5. Global Governance and Currency Structure
Stablecoin growth has, to date, reinforced the role of the U.S. dollar, as most tokens are backed by dollar assets. If this persists, stablecoins could deepen demand for short‑term Treasuries while importing U.S. policy and market cycles into crypto‑native instruments. Broadening the currency mix requires deep, liquid asset markets to back tokens, robust custody, and credible legal regimes. Offshore issuance in open financial centres can provide testing grounds, but sustainable adoption depends on real‑economy use cases, not just financial engineering. Policymakers must weigh efficiency gains against risks of dollarisation in economies with capital‑flow management and the implications for monetary sovereignty.
6. Risk Management and Public‑Interest Safeguards
A resilient architecture embeds safeguards by design: consumer protection, data minimisation, selective privacy (including tiered anonymity for small transactions), cyber resilience, operational redundancy, and proportionate supervision of non‑bank issuers. Prudential standards for reserves, segregation of client assets, auditability, and resolution regimes are essential for stablecoin issuers. For CBDCs and tokenised deposits, attention to offline functionality, inclusiveness, and competition policy can prevent unintended crowding‑out of bank intermediation.

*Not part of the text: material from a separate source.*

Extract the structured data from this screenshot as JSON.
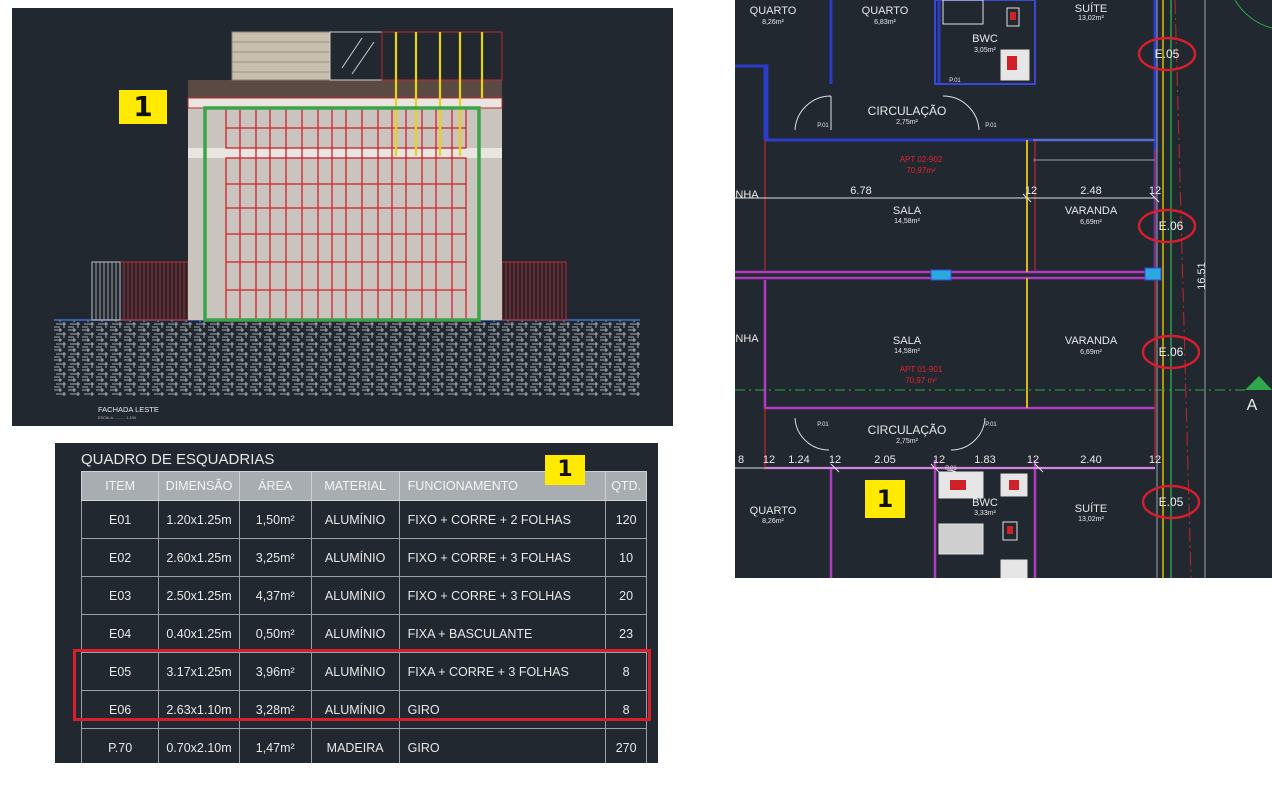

7. Use Cases and Adoption Pathways
Early traction is strongest where pain points are largest: remittances, B2B trade settlement, treasury cash management, and high‑fee card‑dominated corridors. Purpose‑bound public transfers, programmable subsidies, and green‑finance vouchers demonstrate policy utility. Over time, institutional settlement with tokenised deposits and atomic delivery‑versus‑payment could compress risk and cost in capital markets. Retail displacement of mature domestic rails is less likely in the near term; hybrid coexistence is the practical path.
8. Policy Options and Near‑Term Priorities
- Clarify taxonomy and supervisory perimeters for CBDCs, stablecoins, and tokenised deposits.

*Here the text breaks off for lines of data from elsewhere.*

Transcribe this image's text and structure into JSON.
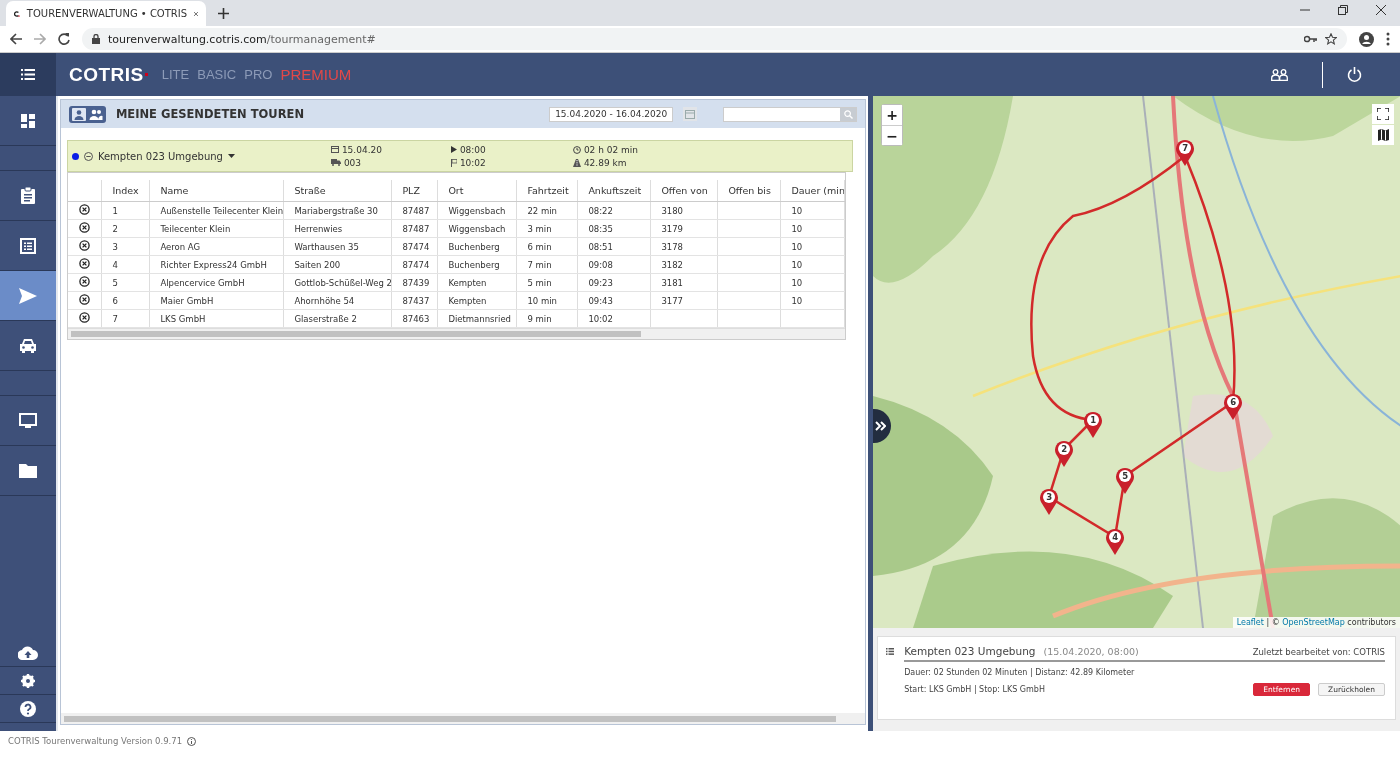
{
  "browser": {
    "tab_title": "TOURENVERWALTUNG • COTRIS",
    "url_host": "tourenverwaltung.cotris.com",
    "url_path": "/tourmanagement#"
  },
  "header": {
    "logo": "COTRIS",
    "editions": [
      {
        "label": "LITE",
        "selected": false
      },
      {
        "label": "BASIC",
        "selected": false
      },
      {
        "label": "PRO",
        "selected": false
      },
      {
        "label": "PREMIUM",
        "selected": true
      }
    ]
  },
  "sidebar": {
    "items": [
      {
        "kind": "dashboard",
        "selected": false
      },
      {
        "kind": "gap"
      },
      {
        "kind": "clipboard",
        "selected": false
      },
      {
        "kind": "list",
        "selected": false
      },
      {
        "kind": "send",
        "selected": true
      },
      {
        "kind": "car",
        "selected": false
      },
      {
        "kind": "gap"
      },
      {
        "kind": "monitor",
        "selected": false
      },
      {
        "kind": "folder",
        "selected": false
      }
    ],
    "bottom_items": [
      {
        "kind": "cloud"
      },
      {
        "kind": "gear"
      },
      {
        "kind": "help"
      }
    ]
  },
  "panel": {
    "title": "MEINE GESENDETEN TOUREN",
    "date_range": "15.04.2020 - 16.04.2020",
    "tour": {
      "color": "#0a1ee6",
      "name": "Kempten 023 Umgebung",
      "date": "15.04.20",
      "vehicle": "003",
      "start": "08:00",
      "end": "10:02",
      "duration": "02 h 02 min",
      "distance": "42.89 km"
    },
    "table": {
      "columns": [
        "Index",
        "Name",
        "Straße",
        "PLZ",
        "Ort",
        "Fahrtzeit",
        "Ankuftszeit",
        "Offen von",
        "Offen bis",
        "Dauer (min"
      ],
      "rows": [
        [
          "1",
          "Außenstelle Teilecenter Klein",
          "Mariabergstraße 30",
          "87487",
          "Wiggensbach",
          "22 min",
          "08:22",
          "3180",
          "",
          "10"
        ],
        [
          "2",
          "Teilecenter Klein",
          "Herrenwies",
          "87487",
          "Wiggensbach",
          "3 min",
          "08:35",
          "3179",
          "",
          "10"
        ],
        [
          "3",
          "Aeron AG",
          "Warthausen 35",
          "87474",
          "Buchenberg",
          "6 min",
          "08:51",
          "3178",
          "",
          "10"
        ],
        [
          "4",
          "Richter Express24 GmbH",
          "Saiten 200",
          "87474",
          "Buchenberg",
          "7 min",
          "09:08",
          "3182",
          "",
          "10"
        ],
        [
          "5",
          "Alpencervice GmbH",
          "Gottlob-Schüßel-Weg 2",
          "87439",
          "Kempten",
          "5 min",
          "09:23",
          "3181",
          "",
          "10"
        ],
        [
          "6",
          "Maier GmbH",
          "Ahornhöhe 54",
          "87437",
          "Kempten",
          "10 min",
          "09:43",
          "3177",
          "",
          "10"
        ],
        [
          "7",
          "LKS GmbH",
          "Glaserstraße 2",
          "87463",
          "Dietmannsried",
          "9 min",
          "10:02",
          "",
          "",
          ""
        ]
      ]
    }
  },
  "map": {
    "zoom_in": "+",
    "zoom_out": "−",
    "markers": [
      "1",
      "2",
      "3",
      "4",
      "5",
      "6",
      "7"
    ],
    "attribution_link": "Leaflet",
    "attribution_sep": "| ©",
    "attribution_osm": "OpenStreetMap",
    "attribution_rest": "contributors"
  },
  "info": {
    "title": "Kempten 023 Umgebung",
    "when": "(15.04.2020, 08:00)",
    "edited_by": "Zuletzt bearbeitet von: COTRIS",
    "summary": "Dauer: 02 Stunden 02 Minuten | Distanz: 42.89 Kilometer",
    "endpoints": "Start: LKS GmbH | Stop: LKS GmbH",
    "buttons": [
      {
        "kind": "danger",
        "label": "Entfernen"
      },
      {
        "kind": "plain",
        "label": "Zurückholen"
      }
    ]
  },
  "footer": "COTRIS Tourenverwaltung Version 0.9.71"
}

- Set reserve, disclosure, and redemption standards for stablecoins, including concentration and interest‑rate risk controls.
- Expand cross‑border links between fast‑payment systems with transparent FX and aligned compliance.
- Advance multi‑CBDC pilots focusing on common standards rather than competing stacks; prioritise interoperability with existing rails.
- Promote public‑interest use cases (financial inclusion, cheaper remittances, purpose‑bound transfers) with outcome metrics.
- Deepen local‑currency asset markets and legal certainty to support non‑USD digital money where appropriate.
- Build capacity in data governance, privacy‑preserving compliance, and cyber security across the ecosystem.
Conclusion
Digital money will not converge on a single model. The most credible path is a plural, interoperable system in which public infrastructure guarantees safety and access, private innovation delivers programmability and user experience, and robust governance maintains trust across borders. Strategic choices made now—on standards, supervision, and cross‑border linkages—will determine whether the next decade brings lower costs and broader inclusion, or a fragmented landscape of walled gardens. A pragmatic focus on interoperability and safeguards can tilt outcomes toward resilience and shared gains for India, China, ASEAN, and the wider global economy.